A critical study of Buchi Emecheta's fiction 1972-1989

Sougou, Omar January 1996 (has links)
This thesis proposes to study comprehensively the contribution of Buchi Emecheta to African literature and to the debate over feminism and African and black women. Chapters one and two are a background to the investigation of Emecheta's fiction. They examine the work of selected African female and male novelists in order to assess the representation of he African woman in the novel and her role and place in a changing society. The writings of women are considered in relation to women's priorities and the orientation of the African novel itself. The notion of protest as a rhetorical device is considered in Chapters three and four. They chart Emecheta's condemnation of patriarchal ethics in four of her novels. The awakening and growth in consciousness of her heroines is studied in detail in Chapter four which also considers the novelist's interest in national questions. Chapters five and six discuss the attitudes of African/black women towards feminism as practised in the West and how it is reflected in the positions of Emecheta and some other African female writers; how this is perceived in the writing of black women in Britain and of representative African-American novelists and critics. Lesbianism and radical separatism are discussed, as is the womanist alternative. While Chapter five is fundamentally theoretical, Chapter six traces the evolution of Emecheta's own views by way of her first two novels of the early seventies and the latest one published in 1989. Language and style are under consideration in Chapters seven, eight and nine.
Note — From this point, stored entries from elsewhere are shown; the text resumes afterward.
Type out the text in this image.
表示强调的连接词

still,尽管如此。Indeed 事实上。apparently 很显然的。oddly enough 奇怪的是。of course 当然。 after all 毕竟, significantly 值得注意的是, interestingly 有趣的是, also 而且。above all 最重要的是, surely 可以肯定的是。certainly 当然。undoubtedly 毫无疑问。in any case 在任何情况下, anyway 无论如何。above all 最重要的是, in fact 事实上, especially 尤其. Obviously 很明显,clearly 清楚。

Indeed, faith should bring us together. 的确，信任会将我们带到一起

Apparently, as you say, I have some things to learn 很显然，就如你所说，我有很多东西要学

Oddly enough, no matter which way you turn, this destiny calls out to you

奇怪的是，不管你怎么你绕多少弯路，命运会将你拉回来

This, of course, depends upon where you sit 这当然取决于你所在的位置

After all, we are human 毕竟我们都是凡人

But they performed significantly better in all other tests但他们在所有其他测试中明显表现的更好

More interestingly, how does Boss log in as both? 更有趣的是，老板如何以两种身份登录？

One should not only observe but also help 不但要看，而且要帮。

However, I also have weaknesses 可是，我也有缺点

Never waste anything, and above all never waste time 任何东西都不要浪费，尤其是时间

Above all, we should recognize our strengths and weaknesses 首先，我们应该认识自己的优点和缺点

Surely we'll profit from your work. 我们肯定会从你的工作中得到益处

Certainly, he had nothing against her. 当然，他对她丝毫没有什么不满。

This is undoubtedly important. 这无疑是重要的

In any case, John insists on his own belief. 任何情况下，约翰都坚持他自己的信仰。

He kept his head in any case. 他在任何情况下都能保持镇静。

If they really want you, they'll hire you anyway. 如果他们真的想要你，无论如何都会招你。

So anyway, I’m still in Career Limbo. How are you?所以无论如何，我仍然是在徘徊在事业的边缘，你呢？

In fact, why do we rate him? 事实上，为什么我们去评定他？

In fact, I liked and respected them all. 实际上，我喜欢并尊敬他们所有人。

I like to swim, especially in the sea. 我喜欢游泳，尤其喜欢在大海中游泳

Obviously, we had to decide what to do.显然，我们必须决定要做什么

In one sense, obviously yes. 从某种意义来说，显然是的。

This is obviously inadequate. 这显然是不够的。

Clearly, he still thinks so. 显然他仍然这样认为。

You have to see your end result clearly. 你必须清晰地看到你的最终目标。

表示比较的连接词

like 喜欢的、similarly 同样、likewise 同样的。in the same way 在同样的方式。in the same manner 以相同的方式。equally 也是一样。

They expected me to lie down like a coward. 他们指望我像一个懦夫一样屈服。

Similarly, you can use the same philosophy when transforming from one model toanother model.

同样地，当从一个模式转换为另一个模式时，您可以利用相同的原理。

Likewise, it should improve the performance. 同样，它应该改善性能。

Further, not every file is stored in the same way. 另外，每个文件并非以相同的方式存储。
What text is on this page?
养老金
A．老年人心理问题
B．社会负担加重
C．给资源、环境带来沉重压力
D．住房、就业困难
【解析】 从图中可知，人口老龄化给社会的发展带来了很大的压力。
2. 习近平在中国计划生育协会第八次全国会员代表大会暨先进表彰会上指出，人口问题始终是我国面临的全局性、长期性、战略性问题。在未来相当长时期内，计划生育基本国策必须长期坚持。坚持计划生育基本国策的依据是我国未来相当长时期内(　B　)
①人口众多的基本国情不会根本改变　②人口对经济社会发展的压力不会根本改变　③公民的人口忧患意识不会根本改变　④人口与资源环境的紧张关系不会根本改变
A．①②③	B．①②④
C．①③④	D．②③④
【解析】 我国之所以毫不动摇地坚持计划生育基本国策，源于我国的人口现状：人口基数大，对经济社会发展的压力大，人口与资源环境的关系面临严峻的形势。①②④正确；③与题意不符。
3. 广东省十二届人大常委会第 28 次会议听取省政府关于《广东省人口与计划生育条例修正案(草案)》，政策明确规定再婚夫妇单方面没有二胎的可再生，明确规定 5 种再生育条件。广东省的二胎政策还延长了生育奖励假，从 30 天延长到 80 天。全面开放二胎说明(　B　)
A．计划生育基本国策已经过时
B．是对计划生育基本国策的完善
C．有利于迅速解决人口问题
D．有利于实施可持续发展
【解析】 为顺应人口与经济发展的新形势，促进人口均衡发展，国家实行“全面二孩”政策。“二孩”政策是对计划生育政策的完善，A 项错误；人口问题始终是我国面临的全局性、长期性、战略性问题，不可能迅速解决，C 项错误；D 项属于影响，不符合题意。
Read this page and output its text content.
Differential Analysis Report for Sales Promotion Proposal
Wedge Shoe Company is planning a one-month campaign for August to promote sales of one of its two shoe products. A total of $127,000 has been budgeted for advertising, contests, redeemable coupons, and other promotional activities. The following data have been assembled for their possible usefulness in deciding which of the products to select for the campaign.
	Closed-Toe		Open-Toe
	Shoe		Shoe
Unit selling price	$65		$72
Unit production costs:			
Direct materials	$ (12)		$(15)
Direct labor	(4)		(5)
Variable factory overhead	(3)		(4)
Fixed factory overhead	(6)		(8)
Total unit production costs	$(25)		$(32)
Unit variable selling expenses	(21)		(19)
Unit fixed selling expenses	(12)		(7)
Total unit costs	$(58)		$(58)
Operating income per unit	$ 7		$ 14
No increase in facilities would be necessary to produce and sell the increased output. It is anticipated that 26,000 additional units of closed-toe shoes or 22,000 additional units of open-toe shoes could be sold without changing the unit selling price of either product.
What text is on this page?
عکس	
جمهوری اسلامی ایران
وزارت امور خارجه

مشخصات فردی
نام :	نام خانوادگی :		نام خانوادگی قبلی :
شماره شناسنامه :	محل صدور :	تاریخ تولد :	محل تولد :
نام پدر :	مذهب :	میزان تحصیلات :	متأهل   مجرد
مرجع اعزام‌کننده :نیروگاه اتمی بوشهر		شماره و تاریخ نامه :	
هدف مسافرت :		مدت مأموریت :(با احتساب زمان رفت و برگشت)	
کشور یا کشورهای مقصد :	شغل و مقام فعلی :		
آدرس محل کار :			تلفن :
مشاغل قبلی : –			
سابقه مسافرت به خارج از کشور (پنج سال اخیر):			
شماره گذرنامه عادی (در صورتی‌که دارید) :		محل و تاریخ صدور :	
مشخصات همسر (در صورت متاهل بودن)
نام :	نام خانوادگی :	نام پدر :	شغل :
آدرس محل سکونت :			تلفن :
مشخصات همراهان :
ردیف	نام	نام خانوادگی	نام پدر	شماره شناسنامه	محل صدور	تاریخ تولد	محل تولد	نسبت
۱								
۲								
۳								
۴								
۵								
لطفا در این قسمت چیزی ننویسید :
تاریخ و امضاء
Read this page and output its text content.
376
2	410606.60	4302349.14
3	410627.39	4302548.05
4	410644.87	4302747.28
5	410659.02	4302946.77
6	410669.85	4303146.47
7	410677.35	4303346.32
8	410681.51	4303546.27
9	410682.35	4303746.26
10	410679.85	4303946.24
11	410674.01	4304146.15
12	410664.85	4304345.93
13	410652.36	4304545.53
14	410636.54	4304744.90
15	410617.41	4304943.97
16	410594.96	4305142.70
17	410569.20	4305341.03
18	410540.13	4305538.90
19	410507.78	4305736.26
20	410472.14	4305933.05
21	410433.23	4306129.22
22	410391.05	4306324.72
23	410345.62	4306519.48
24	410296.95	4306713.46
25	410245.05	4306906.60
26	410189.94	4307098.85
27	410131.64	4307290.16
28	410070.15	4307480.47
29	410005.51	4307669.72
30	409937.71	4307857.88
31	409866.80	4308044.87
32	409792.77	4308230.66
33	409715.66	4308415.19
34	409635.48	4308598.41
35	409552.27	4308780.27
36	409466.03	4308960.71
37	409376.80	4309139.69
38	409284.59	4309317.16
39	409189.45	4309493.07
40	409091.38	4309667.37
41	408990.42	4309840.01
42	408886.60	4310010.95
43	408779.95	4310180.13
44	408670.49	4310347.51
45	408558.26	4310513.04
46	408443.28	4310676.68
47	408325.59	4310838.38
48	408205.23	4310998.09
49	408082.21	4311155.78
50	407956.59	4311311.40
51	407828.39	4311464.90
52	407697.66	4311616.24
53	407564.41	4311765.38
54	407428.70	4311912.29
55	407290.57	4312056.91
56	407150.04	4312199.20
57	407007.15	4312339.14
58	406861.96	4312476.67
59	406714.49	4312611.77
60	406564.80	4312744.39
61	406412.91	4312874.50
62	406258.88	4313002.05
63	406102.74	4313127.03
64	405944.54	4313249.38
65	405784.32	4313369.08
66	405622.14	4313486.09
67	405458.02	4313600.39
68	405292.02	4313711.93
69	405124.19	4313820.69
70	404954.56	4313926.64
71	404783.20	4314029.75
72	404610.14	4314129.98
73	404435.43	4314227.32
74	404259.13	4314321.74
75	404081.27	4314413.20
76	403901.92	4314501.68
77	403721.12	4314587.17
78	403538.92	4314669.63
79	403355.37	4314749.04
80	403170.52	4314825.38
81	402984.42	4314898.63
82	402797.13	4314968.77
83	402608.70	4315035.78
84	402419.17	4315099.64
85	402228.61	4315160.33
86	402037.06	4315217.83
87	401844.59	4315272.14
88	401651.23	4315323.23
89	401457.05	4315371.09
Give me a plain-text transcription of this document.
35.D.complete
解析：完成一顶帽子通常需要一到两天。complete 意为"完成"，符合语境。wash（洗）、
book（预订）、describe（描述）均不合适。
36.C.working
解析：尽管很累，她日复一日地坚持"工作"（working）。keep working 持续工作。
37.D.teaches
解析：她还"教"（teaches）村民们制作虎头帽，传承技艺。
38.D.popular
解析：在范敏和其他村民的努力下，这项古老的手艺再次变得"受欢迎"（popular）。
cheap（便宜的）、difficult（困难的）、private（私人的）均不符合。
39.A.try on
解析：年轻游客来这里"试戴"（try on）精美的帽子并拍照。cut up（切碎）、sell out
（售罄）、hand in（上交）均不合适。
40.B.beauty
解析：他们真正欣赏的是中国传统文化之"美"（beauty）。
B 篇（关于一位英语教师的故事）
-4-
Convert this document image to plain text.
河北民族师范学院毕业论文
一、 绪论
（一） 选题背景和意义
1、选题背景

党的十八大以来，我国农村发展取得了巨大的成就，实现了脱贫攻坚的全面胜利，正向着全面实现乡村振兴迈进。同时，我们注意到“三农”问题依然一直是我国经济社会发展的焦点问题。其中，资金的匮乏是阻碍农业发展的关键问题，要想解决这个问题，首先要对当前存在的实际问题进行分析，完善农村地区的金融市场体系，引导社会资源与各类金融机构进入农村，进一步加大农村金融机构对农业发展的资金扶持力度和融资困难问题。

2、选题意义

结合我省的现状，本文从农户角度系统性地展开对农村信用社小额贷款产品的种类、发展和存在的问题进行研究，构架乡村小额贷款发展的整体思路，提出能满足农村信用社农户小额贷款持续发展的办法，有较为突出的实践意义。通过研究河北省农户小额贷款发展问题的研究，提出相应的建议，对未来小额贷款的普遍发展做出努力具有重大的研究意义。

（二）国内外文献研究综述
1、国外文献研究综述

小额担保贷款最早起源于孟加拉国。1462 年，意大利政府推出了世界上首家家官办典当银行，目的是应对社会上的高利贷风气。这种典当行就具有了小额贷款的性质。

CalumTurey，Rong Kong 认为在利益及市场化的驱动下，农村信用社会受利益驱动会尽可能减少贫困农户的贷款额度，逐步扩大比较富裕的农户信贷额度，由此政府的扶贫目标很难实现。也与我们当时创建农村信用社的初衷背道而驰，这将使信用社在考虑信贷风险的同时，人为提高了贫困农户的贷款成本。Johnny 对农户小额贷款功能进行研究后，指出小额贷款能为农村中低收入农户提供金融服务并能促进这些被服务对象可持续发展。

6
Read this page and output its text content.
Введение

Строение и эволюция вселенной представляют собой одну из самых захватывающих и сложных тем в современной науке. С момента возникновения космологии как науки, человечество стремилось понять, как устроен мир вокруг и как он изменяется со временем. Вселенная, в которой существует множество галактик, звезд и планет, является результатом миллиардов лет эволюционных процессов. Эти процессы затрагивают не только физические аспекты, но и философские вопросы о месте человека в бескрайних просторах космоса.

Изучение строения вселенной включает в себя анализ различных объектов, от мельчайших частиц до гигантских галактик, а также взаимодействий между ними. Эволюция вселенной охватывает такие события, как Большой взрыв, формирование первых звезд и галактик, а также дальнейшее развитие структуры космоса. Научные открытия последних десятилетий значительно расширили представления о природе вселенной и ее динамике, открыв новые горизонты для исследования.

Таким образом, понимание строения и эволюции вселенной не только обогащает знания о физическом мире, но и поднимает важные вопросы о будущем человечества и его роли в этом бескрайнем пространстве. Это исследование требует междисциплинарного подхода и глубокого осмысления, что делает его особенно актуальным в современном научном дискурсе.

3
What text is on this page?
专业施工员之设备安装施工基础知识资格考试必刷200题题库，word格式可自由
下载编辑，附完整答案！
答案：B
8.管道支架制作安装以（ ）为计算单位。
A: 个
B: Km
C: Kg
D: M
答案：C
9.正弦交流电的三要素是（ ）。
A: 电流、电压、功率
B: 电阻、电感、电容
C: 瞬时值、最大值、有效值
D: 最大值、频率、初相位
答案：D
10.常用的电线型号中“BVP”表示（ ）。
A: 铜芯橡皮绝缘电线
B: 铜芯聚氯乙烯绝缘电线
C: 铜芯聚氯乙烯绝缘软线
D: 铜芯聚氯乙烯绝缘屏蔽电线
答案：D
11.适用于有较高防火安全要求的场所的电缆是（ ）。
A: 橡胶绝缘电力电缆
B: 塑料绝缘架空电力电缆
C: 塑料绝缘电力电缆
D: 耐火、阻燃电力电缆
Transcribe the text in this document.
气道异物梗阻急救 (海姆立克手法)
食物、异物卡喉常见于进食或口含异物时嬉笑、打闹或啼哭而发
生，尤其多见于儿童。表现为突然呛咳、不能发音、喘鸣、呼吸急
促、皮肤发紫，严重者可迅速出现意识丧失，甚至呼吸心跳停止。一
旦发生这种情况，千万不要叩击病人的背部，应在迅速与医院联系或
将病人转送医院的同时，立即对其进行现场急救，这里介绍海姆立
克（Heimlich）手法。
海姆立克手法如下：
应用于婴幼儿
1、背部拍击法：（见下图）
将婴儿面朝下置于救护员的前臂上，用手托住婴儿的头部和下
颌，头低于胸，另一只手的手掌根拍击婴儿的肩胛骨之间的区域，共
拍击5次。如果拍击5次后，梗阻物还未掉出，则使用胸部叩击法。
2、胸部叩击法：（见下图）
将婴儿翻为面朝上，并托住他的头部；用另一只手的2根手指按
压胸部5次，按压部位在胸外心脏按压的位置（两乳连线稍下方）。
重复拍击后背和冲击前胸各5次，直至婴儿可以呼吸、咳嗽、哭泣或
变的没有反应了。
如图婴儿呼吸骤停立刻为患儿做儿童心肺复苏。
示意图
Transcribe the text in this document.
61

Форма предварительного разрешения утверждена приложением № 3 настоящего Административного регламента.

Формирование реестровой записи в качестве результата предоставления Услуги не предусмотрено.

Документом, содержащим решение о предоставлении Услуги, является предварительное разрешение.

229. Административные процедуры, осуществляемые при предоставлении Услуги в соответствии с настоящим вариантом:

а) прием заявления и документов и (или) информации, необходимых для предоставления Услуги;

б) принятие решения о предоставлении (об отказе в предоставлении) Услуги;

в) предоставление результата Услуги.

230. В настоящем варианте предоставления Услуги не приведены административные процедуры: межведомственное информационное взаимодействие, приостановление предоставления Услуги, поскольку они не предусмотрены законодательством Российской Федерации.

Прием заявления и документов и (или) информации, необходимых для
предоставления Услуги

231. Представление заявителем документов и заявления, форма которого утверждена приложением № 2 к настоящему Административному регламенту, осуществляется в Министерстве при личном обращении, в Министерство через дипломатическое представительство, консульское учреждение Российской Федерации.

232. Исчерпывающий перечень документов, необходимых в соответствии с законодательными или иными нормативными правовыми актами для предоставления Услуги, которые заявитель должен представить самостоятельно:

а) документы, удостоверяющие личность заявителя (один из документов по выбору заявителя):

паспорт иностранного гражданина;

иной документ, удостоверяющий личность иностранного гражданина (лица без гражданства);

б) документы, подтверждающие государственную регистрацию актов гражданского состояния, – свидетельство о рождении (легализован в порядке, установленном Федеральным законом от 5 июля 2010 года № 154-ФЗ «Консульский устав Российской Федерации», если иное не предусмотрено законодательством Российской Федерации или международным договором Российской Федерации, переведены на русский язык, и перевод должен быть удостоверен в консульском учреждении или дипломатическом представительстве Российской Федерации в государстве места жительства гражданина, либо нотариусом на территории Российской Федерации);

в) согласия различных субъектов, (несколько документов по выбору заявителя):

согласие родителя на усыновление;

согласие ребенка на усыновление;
Chapter seven is concerned with placing Emecheta within the debate about literatures in African languages. Chapter eight deals with stylistic developments in Emecheta's fiction in terms of narrative strategy and the source from which she constructs the figures in her prose. The presentation of speech is scrutinized in chapter nine as part of realism, which entails an examination of the function of proverbs and Pidgin English in the novels.